House Course Number: 
HOUSECS 59.04
Day-Time-Place: 
Monday, 7:30 - 9 PM Kilgo N-001
Sponsor/Department: 
Michael Moses, English
Instructor(s): 
Alex Sim, alexander.sim@duke.edu; Robin Wang, zhongyu.wang@duke.edu
Class Limit: 
15

Do you love travelling? In this course, we will take you to the most spectacular and fascinating places of the world through a great deal of film watching.

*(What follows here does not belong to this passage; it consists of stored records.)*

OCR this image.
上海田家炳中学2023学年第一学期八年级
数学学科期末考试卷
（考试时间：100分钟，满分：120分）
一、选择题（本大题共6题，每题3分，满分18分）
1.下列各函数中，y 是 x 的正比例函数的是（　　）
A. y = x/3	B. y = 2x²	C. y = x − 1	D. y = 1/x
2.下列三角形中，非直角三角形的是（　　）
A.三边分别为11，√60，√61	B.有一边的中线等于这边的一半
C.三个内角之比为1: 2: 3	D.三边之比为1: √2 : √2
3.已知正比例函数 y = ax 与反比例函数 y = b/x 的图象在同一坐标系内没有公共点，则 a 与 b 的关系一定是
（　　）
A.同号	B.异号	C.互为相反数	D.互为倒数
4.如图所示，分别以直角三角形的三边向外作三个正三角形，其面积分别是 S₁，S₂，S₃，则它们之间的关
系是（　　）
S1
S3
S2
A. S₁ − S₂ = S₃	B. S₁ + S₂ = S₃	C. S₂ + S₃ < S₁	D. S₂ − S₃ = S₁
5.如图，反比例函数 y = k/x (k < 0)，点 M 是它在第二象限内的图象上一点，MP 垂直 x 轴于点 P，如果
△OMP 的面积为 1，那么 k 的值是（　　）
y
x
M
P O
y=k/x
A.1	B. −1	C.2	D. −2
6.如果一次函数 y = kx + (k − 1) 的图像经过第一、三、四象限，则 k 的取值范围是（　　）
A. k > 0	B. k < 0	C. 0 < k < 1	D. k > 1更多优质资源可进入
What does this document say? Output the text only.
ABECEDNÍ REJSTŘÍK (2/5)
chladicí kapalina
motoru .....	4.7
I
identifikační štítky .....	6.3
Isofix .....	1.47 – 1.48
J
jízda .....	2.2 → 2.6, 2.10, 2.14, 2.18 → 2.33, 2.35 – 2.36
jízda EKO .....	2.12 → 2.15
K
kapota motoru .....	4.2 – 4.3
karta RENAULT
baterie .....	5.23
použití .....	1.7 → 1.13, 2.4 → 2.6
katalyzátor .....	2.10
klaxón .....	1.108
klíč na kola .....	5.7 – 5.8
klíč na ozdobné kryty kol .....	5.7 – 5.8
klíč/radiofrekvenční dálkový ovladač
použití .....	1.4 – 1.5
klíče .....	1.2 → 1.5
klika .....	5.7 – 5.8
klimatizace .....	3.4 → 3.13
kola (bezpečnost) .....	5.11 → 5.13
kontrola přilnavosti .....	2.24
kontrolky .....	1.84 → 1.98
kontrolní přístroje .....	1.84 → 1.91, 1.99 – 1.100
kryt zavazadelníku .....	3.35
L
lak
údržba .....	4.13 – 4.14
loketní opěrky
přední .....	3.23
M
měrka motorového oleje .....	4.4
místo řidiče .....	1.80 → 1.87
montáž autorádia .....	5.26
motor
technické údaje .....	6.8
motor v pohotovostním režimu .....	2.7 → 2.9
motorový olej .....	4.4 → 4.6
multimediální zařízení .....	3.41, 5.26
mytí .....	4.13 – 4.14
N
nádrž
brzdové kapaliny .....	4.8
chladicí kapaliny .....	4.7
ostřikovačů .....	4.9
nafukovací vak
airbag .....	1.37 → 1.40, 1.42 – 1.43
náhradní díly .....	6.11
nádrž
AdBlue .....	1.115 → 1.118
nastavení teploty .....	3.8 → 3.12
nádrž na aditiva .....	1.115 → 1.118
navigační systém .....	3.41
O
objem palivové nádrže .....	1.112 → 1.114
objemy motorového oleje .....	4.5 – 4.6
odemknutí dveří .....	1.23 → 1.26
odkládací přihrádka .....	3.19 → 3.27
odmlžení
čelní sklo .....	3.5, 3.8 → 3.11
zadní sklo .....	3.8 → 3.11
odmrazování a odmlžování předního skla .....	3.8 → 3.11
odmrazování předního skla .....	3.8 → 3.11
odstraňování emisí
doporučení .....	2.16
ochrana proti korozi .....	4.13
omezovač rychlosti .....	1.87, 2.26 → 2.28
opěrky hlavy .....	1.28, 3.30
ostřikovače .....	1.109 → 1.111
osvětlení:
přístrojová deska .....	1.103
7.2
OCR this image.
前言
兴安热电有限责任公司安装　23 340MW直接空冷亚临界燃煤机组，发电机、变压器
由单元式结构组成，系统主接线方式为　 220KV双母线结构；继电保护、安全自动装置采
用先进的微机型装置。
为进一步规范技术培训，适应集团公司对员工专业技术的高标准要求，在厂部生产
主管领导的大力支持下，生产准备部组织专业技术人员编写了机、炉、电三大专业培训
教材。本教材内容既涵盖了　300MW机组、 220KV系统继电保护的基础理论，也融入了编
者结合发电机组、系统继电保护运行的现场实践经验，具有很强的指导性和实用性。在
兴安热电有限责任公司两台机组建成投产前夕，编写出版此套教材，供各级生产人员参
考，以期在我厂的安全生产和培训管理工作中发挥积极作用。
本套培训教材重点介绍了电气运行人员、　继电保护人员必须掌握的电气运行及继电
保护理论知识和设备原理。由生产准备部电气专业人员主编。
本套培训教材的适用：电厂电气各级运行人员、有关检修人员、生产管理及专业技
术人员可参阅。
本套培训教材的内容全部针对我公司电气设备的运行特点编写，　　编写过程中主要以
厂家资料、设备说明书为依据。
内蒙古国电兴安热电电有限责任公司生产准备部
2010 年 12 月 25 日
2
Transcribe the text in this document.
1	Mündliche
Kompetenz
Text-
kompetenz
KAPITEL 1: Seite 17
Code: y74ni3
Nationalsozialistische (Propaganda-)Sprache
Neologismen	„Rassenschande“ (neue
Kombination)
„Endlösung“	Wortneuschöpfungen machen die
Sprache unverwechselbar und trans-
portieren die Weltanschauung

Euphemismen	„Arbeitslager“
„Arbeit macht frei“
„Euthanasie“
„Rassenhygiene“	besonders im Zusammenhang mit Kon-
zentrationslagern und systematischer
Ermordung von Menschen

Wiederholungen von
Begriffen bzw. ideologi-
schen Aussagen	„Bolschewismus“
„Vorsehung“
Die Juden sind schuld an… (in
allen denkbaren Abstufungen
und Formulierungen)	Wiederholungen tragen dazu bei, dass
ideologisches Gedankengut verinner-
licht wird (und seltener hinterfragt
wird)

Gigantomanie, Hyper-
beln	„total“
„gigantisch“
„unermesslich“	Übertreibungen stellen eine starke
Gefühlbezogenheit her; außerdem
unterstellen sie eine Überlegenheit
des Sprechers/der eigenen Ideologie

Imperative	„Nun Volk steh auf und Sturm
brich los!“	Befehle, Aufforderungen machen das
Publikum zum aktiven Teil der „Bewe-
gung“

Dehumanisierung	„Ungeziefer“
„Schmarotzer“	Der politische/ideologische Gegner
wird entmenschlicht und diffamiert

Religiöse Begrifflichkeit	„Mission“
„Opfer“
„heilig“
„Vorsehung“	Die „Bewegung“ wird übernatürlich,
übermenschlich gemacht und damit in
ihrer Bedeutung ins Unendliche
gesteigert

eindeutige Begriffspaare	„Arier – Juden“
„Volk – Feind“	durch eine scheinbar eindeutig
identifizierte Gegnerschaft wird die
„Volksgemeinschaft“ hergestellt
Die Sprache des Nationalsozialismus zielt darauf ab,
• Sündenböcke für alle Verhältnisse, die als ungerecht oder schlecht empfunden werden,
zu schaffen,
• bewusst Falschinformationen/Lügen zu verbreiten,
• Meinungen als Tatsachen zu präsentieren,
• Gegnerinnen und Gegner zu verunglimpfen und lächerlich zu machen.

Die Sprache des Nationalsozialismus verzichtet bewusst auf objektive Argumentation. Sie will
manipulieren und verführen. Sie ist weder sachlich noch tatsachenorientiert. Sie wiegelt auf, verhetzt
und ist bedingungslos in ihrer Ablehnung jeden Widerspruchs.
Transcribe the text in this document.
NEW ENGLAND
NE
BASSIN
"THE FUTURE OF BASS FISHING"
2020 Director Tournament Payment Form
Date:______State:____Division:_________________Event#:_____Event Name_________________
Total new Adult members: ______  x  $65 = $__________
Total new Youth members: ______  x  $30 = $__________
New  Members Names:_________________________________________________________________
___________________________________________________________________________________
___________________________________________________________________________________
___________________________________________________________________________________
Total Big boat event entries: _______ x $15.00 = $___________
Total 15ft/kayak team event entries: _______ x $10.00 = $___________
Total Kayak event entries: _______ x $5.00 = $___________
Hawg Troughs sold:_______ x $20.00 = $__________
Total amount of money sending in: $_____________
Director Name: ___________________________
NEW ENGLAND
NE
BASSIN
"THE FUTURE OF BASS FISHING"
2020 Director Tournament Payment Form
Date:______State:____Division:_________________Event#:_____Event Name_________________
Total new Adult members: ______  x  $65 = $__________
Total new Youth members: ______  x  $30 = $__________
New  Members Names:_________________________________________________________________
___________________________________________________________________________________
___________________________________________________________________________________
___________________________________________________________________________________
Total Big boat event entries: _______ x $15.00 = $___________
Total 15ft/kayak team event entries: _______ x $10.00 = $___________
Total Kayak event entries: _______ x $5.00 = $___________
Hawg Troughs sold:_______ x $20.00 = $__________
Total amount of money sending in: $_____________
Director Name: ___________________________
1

We will begin our journey with a lesser-known corner of American independent films- Jim Jarmusch’s eccentric and deliriously funny Mystery Train (1989). Then, we will treat ourselves to two distinctive works of Latin American cinema: Walter Salles’ soulful Central Station (1998) and Guillermo del Toro’s magic realist Pan’s Labyrinth (2006). Shifting our attention to East Asia, we shall first visit the early 20th century China to examine the feudal notions of power and desire through Zhang Yimou’s Raise the Red Lantern (1991), whereupon we shall time-travel to contemporary China and study the causes of civil violence through Jia Zhangke’s subversive lens in A Touch of Sin (2013). We will also journey to Taiwan, Korea and Japan, regions that produce films remarkably diverse in styles, subjects and genres: Ang Lee’s The Wedding Banquet (1993), a bittersweet engagement in toxic cultural mores and a light critique on matrimony; Park Chan-Wook’s Oldboy (2003), a sensational modern resurrection of the classic Greek tragedies and Akira Kurosawa’s Ran (1985), a swooning adaptation of Shakespeare’s King Lear. Following the Silk Road, we shall stop by Iran and watch Asghar Farhadi’s tense and morally challenging drama- A Separation (2011). Next, we will head south to watch one of Africa’s most critically acclaimed films in recent years: Abderrahmane Sissako’s Timbuktu (2014) - a beautifully tragic fable of oppression and resistance. We will then teleport to Europe and appreciate the works of three contemporary masters: Cristian Mungiu’s 4 Months, 3 Weeks and 2 Days (2007), a representative work of the minimalist aesthetics of the Romanian New Wave; Michael Haneke’s The Piano Teacher (2001), a shocking study of perverted sexuality and masochism and Theodoros Angelopoulos’ Eternity and A Day (1998), a film of rare poetry and rumination about life. Finally, we shall come back home and conclude our journey with Terrence Malick and his purest form of auteur cinema in The Tree of Life (2011).